The opinion of the court was delivered,
by Lowrie, C. J.Our decision in the case of Reiser v. The William Tell Savings Association, just pronounced, requires us to affirm this decree. When this contract was made, the law of it was, that “ when a rate of interest for the loan or use of money, exceeding that established by law, shall have been reserved or contracted for, the borrower or debtor shall not be required to pay to the creditor the excess over the legal rate.” Such is the Act of 28th May 1858, and such has been our law for more than a century. Such is yet the law for all the people of the Commonwealth, except for such as may choose to unite to the number of ten or more into an association called a saving fund, loan, land, or building, and then the Act of 12th April 1859 says they may charge and recover as high interest as they can get, according to the necessity and the poverty of the borrower. Part of that act is expository, and professes to legalize the interest on this contract, which was made previously, by putting a new and impossible interpretation on former Acts of Assembly, and we have decided that we are forbidden by the Constitution to accept the interpretation.

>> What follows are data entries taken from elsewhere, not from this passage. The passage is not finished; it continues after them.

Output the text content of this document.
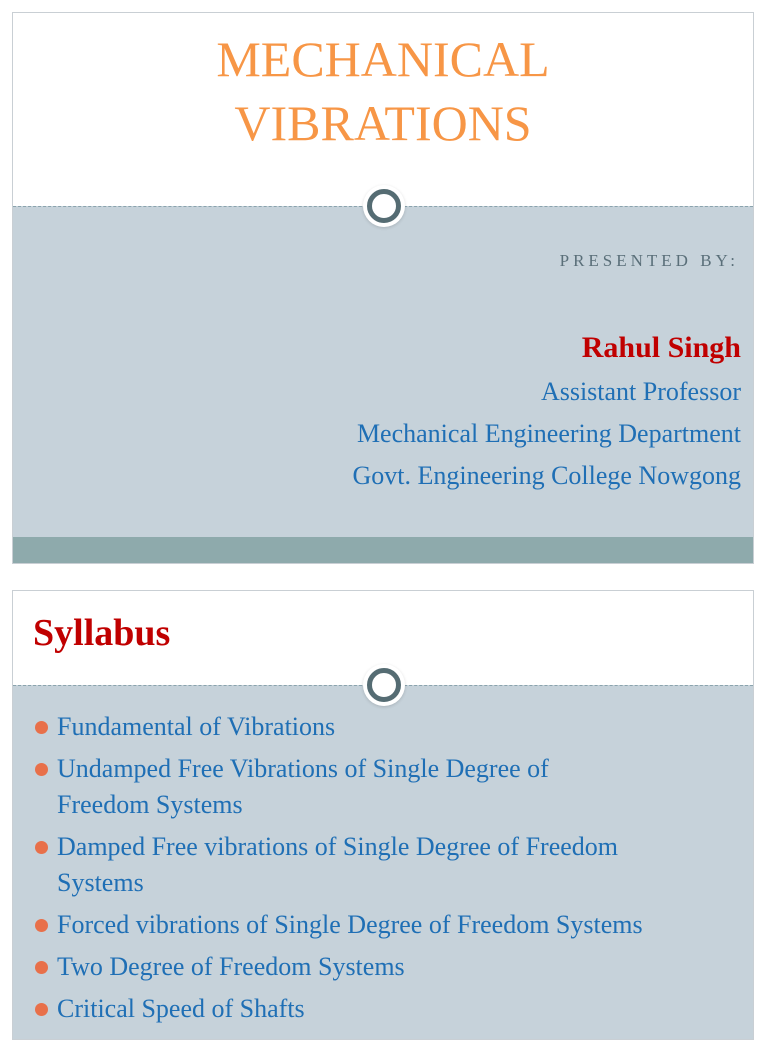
MECHANICAL
VIBRATIONS
PRESENTED BY:
Rahul Singh
Assistant Professor
Mechanical Engineering Department
Govt. Engineering College Nowgong
Syllabus
Fundamental of Vibrations
Undamped Free Vibrations of Single Degree of
Freedom Systems
Damped Free vibrations of Single Degree of Freedom
Systems
Forced vibrations of Single Degree of Freedom Systems
Two Degree of Freedom Systems
Critical Speed of Shafts
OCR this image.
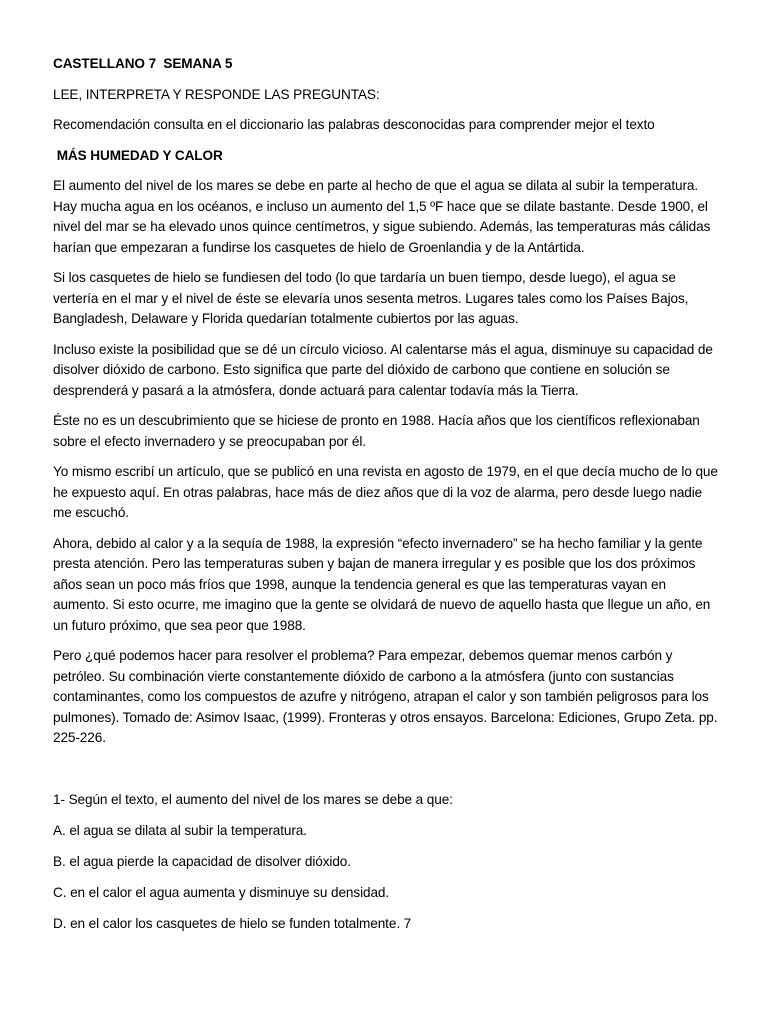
CASTELLANO 7  SEMANA 5
LEE, INTERPRETA Y RESPONDE LAS PREGUNTAS:
Recomendación consulta en el diccionario las palabras desconocidas para comprender mejor el texto
MÁS HUMEDAD Y CALOR
El aumento del nivel de los mares se debe en parte al hecho de que el agua se dilata al subir la temperatura. Hay mucha agua en los océanos, e incluso un aumento del 1,5 ºF hace que se dilate bastante. Desde 1900, el nivel del mar se ha elevado unos quince centímetros, y sigue subiendo. Además, las temperaturas más cálidas harían que empezaran a fundirse los casquetes de hielo de Groenlandia y de la Antártida.
Si los casquetes de hielo se fundiesen del todo (lo que tardaría un buen tiempo, desde luego), el agua se vertería en el mar y el nivel de éste se elevaría unos sesenta metros. Lugares tales como los Países Bajos, Bangladesh, Delaware y Florida quedarían totalmente cubiertos por las aguas.
Incluso existe la posibilidad que se dé un círculo vicioso. Al calentarse más el agua, disminuye su capacidad de disolver dióxido de carbono. Esto significa que parte del dióxido de carbono que contiene en solución se desprenderá y pasará a la atmósfera, donde actuará para calentar todavía más la Tierra.
Éste no es un descubrimiento que se hiciese de pronto en 1988. Hacía años que los científicos reflexionaban sobre el efecto invernadero y se preocupaban por él.
Yo mismo escribí un artículo, que se publicó en una revista en agosto de 1979, en el que decía mucho de lo que he expuesto aquí. En otras palabras, hace más de diez años que di la voz de alarma, pero desde luego nadie me escuchó.
Ahora, debido al calor y a la sequía de 1988, la expresión “efecto invernadero” se ha hecho familiar y la gente presta atención. Pero las temperaturas suben y bajan de manera irregular y es posible que los dos próximos años sean un poco más fríos que 1998, aunque la tendencia general es que las temperaturas vayan en aumento. Si esto ocurre, me imagino que la gente se olvidará de nuevo de aquello hasta que llegue un año, en un futuro próximo, que sea peor que 1988.
Pero ¿qué podemos hacer para resolver el problema? Para empezar, debemos quemar menos carbón y petróleo. Su combinación vierte constantemente dióxido de carbono a la atmósfera (junto con sustancias contaminantes, como los compuestos de azufre y nitrógeno, atrapan el calor y son también peligrosos para los pulmones). Tomado de: Asimov Isaac, (1999). Fronteras y otros ensayos. Barcelona: Ediciones, Grupo Zeta. pp. 225-226.
1- Según el texto, el aumento del nivel de los mares se debe a que:
A. el agua se dilata al subir la temperatura.
B. el agua pierde la capacidad de disolver dióxido.
C. en el calor el agua aumenta y disminuye su densidad.
D. en el calor los casquetes de hielo se funden totalmente. 7
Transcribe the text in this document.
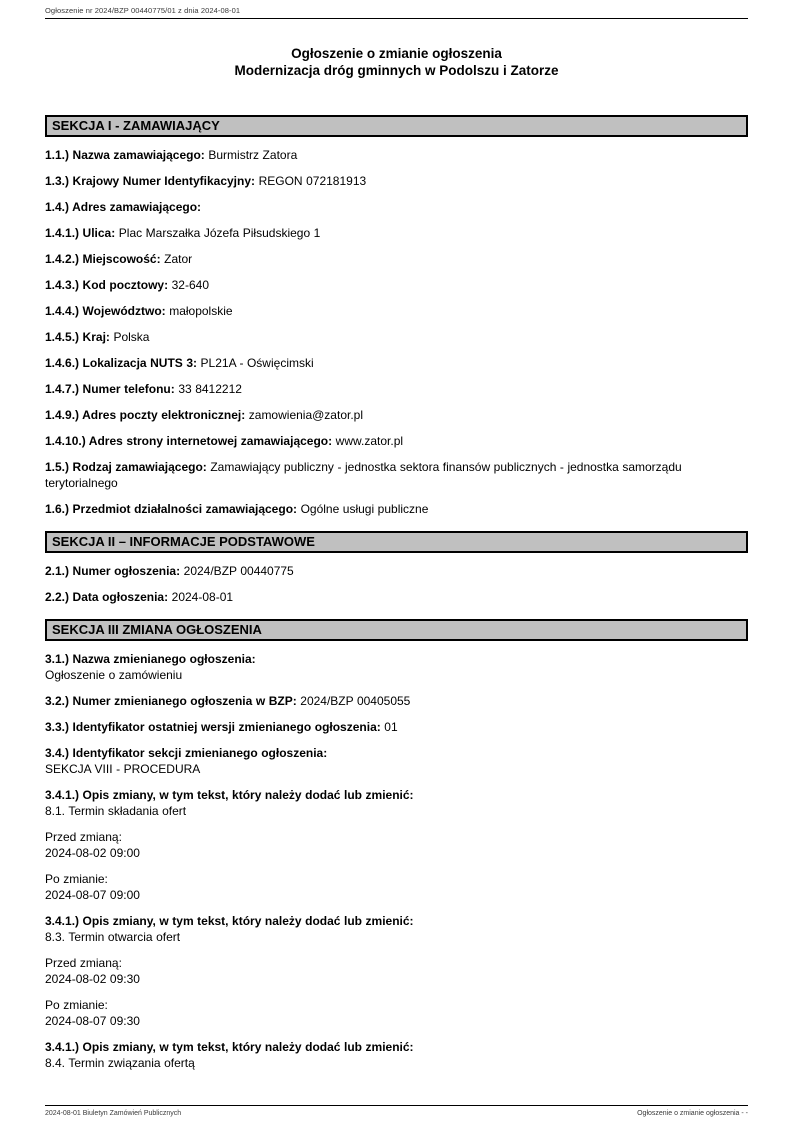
Ogłoszenie nr 2024/BZP 00440775/01 z dnia 2024-08-01
Ogłoszenie o zmianie ogłoszenia
Modernizacja dróg gminnych w Podolszu i Zatorze
SEKCJA I - ZAMAWIAJĄCY

1.1.) Nazwa zamawiającego: Burmistrz Zatora

1.3.) Krajowy Numer Identyfikacyjny: REGON 072181913

1.4.) Adres zamawiającego:

1.4.1.) Ulica: Plac Marszałka Józefa Piłsudskiego 1

1.4.2.) Miejscowość: Zator

1.4.3.) Kod pocztowy: 32-640

1.4.4.) Województwo: małopolskie

1.4.5.) Kraj: Polska

1.4.6.) Lokalizacja NUTS 3: PL21A - Oświęcimski

1.4.7.) Numer telefonu: 33 8412212

1.4.9.) Adres poczty elektronicznej: zamowienia@zator.pl

1.4.10.) Adres strony internetowej zamawiającego: www.zator.pl

1.5.) Rodzaj zamawiającego: Zamawiający publiczny - jednostka sektora finansów publicznych - jednostka samorządu terytorialnego

1.6.) Przedmiot działalności zamawiającego: Ogólne usługi publiczne

SEKCJA II – INFORMACJE PODSTAWOWE

2.1.) Numer ogłoszenia: 2024/BZP 00440775

2.2.) Data ogłoszenia: 2024-08-01

SEKCJA III ZMIANA OGŁOSZENIA

3.1.) Nazwa zmienianego ogłoszenia:
Ogłoszenie o zamówieniu

3.2.) Numer zmienianego ogłoszenia w BZP: 2024/BZP 00405055

3.3.) Identyfikator ostatniej wersji zmienianego ogłoszenia: 01

3.4.) Identyfikator sekcji zmienianego ogłoszenia:
SEKCJA VIII - PROCEDURA

3.4.1.) Opis zmiany, w tym tekst, który należy dodać lub zmienić:
8.1. Termin składania ofert

Przed zmianą:
2024-08-02 09:00

Po zmianie:
2024-08-07 09:00

3.4.1.) Opis zmiany, w tym tekst, który należy dodać lub zmienić:
8.3. Termin otwarcia ofert

Przed zmianą:
2024-08-02 09:30

Po zmianie:
2024-08-07 09:30

3.4.1.) Opis zmiany, w tym tekst, który należy dodać lub zmienić:
8.4. Termin związania ofertą

2024-08-01 Biuletyn Zamówień Publicznych	Ogłoszenie o zmianie ogłoszenia - -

In this case, the discount charged in advance was almost twenty-three per cent., being equal to nearly thirty per cent, interest. The court below was right in refusing to allow the excess over six per cent.
Our paper-book does not present the case very fully; but we do not understand the case as a loan to a stockholder. If the borrower became a stockholder at all, it was only as a part of the form of borrowing at an illegal rate of interest. It is very easy to see that this may be done; and thus membership becomes the cloak or sham under which excessive interest may be contracted for. Certainly this is not the ease of an advance to a member of his stock, with deduction of a premium, on getting good security for the payment of his monthly dues, but a loan for five months, renewed for six months.
Decree affirmed at the costs of the appellant.